Place cut-up chocolate in a small saucepan. Cook and stir over low heat till melted (see Notes). Cool 15 minutes. Stir in granulated sugar being careful not to introduce any water into the chocolate.
Combine flour, baking powder and salt; mix well. Set aside.
Combine eggs, oil and espresso mixture in a large bowl. Add chocolate mixture. Gradually add flour mixture, stirring till thoroughly combined. Cover and chill 2 hours or till easy to handle.
Shape dough into I-inch balls. Roll in powdered sugar or granulated sugar to coat generously. Place 2 inches apart on lightly greased cookie sheets. Bake in a 375 degree oven for 7 to 9 minutes or till edges are just set. Cool on cookie sheets for 1 minute. Transfer to wire racks; cool completely. If desired, sprinkle with additional powdered sugar. Makes about 60.
- I sometimes use about 1½ tablespoons strong brewed coffee instead of the liqueur or coffee crystals. I have never used the milk or espresso powder. (I was given a Godiva chocolate liqueur about the same time I found this recipe and used that for years before I used it up!)

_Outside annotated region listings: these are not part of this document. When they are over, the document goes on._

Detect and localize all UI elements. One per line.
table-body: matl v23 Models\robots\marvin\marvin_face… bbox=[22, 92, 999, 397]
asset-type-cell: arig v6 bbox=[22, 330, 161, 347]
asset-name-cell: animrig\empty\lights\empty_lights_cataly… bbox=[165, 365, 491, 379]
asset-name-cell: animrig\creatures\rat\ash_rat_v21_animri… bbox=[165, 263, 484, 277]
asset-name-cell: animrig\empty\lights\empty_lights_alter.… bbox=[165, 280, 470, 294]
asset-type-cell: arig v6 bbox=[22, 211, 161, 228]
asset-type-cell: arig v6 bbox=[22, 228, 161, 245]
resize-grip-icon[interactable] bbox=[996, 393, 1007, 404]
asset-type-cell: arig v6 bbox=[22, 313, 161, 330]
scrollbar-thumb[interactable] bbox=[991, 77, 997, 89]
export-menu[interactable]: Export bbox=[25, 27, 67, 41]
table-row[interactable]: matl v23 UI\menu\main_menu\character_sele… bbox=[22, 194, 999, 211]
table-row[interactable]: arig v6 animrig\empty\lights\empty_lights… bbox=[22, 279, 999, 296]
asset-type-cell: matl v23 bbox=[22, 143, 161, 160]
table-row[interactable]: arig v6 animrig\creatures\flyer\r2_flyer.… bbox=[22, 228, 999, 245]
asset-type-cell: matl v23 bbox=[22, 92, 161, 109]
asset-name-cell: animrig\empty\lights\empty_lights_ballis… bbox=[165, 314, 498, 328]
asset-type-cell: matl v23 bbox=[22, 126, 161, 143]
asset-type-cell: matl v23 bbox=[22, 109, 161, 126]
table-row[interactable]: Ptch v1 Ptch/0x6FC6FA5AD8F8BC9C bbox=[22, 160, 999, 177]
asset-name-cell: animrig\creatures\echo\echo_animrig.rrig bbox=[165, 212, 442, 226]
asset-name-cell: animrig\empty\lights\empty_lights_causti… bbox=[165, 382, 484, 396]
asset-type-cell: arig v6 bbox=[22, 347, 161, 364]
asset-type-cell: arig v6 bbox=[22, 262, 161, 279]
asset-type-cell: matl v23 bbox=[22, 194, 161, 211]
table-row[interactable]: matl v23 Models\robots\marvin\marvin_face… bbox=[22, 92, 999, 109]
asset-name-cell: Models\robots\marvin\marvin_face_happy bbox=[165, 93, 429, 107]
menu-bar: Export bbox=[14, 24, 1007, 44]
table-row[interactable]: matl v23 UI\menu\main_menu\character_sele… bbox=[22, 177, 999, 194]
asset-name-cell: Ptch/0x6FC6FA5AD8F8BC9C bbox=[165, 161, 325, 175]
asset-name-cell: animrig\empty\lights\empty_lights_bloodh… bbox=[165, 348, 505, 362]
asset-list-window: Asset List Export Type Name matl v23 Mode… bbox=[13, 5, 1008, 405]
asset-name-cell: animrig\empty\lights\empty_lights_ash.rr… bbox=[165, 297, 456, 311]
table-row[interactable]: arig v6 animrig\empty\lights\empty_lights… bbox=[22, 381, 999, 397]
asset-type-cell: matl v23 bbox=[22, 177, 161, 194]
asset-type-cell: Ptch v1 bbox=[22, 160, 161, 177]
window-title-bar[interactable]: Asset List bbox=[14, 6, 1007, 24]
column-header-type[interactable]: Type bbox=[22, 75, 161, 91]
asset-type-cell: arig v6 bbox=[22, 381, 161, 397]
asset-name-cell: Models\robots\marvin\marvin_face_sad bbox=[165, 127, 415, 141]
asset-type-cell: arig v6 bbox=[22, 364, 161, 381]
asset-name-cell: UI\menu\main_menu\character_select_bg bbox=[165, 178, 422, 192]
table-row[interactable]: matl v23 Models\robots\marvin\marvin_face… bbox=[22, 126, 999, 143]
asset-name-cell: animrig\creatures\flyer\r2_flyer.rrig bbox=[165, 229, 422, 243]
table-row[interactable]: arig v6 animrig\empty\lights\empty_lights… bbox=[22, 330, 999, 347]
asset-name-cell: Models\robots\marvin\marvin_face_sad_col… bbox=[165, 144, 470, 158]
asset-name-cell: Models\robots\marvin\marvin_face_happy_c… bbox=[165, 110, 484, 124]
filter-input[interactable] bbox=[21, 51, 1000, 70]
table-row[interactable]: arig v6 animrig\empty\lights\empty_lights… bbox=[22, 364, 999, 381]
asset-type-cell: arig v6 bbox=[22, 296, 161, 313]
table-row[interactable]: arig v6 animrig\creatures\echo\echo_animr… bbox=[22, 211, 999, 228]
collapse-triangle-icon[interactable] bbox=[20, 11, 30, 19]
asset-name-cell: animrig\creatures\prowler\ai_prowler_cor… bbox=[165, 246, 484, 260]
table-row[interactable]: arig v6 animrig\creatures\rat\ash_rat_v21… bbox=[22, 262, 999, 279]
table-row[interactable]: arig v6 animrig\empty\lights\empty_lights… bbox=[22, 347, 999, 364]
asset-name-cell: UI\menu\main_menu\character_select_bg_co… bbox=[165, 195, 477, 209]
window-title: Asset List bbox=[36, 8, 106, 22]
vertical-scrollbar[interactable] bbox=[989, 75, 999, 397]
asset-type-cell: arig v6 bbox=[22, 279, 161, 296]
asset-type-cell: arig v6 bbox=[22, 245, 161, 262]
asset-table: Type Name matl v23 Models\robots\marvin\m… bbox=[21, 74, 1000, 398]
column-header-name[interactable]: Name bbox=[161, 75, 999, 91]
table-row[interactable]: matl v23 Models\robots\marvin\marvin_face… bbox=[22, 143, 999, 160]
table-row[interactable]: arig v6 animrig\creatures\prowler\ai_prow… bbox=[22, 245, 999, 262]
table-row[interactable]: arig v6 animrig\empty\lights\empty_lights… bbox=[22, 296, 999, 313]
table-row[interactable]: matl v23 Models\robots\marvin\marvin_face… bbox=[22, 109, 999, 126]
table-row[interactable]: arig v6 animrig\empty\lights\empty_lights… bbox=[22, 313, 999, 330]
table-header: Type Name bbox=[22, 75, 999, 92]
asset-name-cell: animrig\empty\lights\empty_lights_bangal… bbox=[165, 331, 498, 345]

- I usually use the microwave to melt my chocolate. Follow the directions on the chocolate package for melting in the microwave. Be very careful not to introduce any water when you melt chocolate by itself. Chocolate is composed of fine, dry particles (cocoa and sugar) and fat (cocoa butter). When you melt chocolate, a few drops of water or even steam will moisten the dry particles and cause them to stick together and form a dull, dry, grainy mass, called seizing.